MOTORING ISSUES: More funds needed to save you money
FOLLOWING a meeting of the Organsation against Urban Tolling Alliance’s (Outa) legal teams with the Deputy Judge President recently in the North Gauteng High Court, the date of November 26 has been set down for the full review hearing of the e-tolling case to take place.
The South African National Roads Agency Limited’s (Sanral) plan to subject the citizens of SA to an elaborate and expensive e-tolling process to pay for the Gauteng Freeway Improvement Project (GFIP) in April was met with fierce opposition by the public. Outa, an alliance of business and public participants was successful in halting the launch of e-tolling in Gauteng on April 28, just days before its planned launch on April 30, pending a full review of the decision to toll these routes.
The merits of the organisation’s case is structured around the unreasonableness of the high costs involved, along with the irrationality of the plan combined with a number of legislative and procedural transgressions by Sanral and the government departments of transport and environmental Affairs.
Despite the fact that the national treasury department is appealing the interdict in the Constitutional Court this week, should it be overturned, this may only allow the interdict to be set aside and for tolling to commence until such time as the review is heard. It is ultimately this review of Sanral’s plan to toll the GFIP which is the main matter which Outa requires to be heard in the High Court, following its successful temporary interdict.
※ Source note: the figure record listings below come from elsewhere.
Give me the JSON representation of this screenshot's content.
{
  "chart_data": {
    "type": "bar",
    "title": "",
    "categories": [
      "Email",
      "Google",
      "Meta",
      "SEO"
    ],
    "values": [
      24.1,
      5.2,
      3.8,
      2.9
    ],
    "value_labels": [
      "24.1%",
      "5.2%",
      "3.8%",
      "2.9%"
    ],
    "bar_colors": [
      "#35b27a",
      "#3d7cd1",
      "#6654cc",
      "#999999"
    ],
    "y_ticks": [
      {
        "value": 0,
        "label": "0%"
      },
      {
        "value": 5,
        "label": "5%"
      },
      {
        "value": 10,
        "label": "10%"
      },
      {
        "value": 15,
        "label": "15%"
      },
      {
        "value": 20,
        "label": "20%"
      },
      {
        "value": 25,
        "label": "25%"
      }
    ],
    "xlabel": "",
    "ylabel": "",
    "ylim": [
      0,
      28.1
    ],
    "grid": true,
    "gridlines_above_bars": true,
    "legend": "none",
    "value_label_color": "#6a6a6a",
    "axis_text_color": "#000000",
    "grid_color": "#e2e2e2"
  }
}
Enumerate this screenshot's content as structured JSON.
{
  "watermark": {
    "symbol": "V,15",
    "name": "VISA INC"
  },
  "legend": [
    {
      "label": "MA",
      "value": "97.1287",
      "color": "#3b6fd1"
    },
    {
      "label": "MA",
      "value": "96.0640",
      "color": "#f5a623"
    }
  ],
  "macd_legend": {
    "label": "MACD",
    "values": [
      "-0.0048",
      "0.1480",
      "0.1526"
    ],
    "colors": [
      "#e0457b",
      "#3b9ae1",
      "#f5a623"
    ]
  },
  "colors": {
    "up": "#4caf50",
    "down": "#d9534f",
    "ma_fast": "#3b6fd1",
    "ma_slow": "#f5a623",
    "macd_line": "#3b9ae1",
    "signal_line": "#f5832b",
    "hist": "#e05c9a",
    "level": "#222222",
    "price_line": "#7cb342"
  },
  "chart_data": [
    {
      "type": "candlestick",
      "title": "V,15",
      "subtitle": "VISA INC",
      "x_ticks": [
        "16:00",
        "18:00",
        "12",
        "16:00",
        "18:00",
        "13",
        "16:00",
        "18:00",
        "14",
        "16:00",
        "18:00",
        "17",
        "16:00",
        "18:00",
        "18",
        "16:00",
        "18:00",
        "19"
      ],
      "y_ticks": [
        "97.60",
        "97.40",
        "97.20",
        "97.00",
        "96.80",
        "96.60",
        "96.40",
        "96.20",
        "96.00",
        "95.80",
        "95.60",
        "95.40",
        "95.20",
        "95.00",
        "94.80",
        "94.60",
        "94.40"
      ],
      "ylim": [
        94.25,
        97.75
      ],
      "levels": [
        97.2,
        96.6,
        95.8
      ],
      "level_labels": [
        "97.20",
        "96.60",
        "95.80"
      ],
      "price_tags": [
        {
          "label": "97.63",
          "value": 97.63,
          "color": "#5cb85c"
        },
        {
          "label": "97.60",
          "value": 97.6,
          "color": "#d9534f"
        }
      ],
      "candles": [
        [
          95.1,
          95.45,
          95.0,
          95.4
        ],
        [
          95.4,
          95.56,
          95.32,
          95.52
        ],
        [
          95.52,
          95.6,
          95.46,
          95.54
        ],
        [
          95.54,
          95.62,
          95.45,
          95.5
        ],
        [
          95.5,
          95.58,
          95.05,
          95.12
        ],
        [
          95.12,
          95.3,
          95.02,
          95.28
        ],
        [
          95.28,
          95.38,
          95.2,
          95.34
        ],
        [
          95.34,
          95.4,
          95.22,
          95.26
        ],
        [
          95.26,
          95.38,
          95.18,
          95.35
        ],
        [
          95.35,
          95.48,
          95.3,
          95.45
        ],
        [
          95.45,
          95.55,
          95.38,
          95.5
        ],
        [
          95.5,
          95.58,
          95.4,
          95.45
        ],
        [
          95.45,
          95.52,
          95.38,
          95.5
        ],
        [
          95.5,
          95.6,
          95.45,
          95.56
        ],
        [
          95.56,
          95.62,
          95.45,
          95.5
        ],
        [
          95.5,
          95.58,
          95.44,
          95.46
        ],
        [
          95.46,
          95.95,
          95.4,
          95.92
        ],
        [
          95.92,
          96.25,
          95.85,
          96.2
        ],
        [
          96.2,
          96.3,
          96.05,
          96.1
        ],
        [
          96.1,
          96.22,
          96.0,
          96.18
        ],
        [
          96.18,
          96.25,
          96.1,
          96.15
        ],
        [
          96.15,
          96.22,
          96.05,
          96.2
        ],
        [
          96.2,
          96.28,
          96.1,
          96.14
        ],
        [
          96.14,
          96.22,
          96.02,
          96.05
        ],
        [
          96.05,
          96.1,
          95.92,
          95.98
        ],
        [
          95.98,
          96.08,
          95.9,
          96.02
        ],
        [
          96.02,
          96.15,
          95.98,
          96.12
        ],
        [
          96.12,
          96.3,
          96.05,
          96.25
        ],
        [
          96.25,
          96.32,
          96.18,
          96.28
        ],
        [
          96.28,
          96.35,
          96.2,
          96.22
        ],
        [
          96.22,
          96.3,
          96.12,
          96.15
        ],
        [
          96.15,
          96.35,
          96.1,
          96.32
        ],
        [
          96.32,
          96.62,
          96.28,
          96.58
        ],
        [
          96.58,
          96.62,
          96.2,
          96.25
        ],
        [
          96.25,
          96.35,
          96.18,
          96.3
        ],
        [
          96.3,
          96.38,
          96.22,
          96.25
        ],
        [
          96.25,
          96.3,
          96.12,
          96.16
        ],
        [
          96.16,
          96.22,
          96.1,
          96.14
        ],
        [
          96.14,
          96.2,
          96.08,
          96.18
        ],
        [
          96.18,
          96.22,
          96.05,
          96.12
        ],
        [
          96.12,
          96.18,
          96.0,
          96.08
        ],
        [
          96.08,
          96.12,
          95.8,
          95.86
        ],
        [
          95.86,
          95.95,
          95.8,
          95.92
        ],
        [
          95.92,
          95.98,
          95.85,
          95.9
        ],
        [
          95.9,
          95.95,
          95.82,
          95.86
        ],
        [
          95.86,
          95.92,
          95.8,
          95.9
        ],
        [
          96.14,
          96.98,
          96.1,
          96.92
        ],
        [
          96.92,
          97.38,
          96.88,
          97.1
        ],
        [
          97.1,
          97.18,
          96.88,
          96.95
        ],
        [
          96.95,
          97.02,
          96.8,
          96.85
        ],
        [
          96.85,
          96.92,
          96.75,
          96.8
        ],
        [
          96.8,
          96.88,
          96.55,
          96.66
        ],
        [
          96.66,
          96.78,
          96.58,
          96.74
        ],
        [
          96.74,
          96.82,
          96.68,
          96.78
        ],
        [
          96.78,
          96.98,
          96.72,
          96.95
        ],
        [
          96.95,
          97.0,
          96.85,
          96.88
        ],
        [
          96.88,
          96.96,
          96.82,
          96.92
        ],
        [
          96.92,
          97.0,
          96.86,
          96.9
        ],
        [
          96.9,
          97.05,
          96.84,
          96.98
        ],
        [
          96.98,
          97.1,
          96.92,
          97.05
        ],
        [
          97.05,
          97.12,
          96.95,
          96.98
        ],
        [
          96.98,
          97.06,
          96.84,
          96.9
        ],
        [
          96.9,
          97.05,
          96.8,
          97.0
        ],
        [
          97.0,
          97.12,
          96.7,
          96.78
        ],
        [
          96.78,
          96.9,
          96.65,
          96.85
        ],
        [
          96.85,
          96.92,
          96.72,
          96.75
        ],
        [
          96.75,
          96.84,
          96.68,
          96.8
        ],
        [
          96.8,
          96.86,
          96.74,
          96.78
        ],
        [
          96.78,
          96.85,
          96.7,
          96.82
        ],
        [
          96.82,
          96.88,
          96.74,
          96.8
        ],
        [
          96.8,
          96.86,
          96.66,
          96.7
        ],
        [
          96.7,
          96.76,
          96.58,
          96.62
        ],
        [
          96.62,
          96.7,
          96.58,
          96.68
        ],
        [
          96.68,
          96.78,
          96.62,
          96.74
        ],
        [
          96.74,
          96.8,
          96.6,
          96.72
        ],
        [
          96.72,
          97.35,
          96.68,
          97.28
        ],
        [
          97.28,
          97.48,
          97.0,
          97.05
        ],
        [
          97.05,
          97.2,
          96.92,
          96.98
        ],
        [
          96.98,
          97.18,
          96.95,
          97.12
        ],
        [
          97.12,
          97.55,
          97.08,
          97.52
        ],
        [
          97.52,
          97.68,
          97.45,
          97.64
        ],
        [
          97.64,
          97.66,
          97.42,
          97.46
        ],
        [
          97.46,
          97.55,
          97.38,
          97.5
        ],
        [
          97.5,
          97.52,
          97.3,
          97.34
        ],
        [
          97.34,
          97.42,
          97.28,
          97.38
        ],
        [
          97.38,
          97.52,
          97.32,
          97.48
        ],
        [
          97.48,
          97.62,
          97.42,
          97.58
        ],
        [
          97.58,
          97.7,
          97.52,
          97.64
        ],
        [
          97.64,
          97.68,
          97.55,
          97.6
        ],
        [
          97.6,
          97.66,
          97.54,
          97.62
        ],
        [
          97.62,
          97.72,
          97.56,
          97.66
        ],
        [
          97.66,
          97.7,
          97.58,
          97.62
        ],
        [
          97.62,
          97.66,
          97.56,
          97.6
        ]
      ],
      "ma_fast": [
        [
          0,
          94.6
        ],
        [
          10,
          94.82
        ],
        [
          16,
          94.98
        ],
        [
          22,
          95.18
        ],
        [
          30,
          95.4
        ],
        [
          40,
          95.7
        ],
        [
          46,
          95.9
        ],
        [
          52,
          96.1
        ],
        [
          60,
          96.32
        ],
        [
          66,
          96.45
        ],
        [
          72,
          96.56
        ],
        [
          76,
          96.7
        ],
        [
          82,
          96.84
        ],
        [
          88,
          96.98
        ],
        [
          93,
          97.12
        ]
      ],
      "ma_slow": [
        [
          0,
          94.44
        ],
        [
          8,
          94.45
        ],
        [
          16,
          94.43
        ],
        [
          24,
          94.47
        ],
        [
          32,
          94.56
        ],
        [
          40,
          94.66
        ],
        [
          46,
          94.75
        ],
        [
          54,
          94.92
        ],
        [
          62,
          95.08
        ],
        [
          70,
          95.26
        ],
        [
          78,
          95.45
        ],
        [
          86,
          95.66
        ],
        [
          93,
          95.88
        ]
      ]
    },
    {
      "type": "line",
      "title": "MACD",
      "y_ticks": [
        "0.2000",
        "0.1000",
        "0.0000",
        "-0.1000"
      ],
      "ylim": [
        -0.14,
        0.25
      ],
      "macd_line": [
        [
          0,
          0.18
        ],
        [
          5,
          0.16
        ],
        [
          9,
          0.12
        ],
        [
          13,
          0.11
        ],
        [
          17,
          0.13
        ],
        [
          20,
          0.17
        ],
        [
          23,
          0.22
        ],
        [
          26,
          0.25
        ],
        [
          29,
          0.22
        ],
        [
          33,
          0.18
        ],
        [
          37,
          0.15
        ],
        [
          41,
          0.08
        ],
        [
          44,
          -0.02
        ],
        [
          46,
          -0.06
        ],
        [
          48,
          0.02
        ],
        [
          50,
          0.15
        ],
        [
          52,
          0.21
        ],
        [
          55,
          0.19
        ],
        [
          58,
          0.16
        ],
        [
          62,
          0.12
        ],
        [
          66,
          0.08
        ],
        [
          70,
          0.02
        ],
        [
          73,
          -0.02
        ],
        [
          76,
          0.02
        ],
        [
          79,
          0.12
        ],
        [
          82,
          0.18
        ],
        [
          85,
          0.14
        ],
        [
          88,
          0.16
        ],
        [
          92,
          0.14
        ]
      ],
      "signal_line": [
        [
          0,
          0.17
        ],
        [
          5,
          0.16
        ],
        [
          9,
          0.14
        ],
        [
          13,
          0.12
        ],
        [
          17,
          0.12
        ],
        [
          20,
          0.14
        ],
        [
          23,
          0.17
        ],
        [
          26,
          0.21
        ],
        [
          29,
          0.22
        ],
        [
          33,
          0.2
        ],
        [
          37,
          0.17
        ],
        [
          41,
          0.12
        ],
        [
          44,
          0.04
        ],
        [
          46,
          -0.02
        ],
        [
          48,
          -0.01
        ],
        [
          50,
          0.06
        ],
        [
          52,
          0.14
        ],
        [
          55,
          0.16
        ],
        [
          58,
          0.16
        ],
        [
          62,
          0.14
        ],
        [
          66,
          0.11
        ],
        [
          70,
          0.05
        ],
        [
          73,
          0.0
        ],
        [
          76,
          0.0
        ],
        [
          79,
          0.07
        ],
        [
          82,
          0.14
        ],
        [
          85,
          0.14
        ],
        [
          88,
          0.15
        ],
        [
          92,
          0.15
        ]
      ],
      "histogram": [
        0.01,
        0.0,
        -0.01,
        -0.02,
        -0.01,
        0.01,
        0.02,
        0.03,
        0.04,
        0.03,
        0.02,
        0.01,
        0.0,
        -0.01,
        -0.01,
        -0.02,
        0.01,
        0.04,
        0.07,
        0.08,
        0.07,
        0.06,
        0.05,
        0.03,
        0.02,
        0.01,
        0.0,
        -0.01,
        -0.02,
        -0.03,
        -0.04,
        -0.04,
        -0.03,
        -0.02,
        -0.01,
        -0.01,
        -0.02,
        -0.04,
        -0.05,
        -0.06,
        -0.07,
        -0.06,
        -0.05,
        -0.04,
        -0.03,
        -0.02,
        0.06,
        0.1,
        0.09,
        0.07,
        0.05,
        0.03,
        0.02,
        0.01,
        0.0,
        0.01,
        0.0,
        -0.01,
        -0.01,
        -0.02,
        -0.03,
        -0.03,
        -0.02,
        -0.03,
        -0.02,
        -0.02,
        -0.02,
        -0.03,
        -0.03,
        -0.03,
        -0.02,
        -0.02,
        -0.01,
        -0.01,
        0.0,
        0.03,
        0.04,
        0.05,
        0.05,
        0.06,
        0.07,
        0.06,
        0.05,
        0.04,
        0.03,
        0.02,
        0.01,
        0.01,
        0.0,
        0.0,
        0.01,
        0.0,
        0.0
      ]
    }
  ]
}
Outa filed its supplementary affidavit (Part B of the application) in mid-July and now awaits the respondents answering affidavits to be served by September 17. Outa will produce its replying affidavit by October 1 in time for the heads of argument to be filed in the high court by October 22, giving the judge time to prepare for the hearing, which will commence on November 26.
Outa has stated that it still requires considerable funding for the court battle and urges citizens and businesses in SA to participate by contributing towards the legal costs of this case. After all, just think how much money the interdict has already saved both you and your company up until now.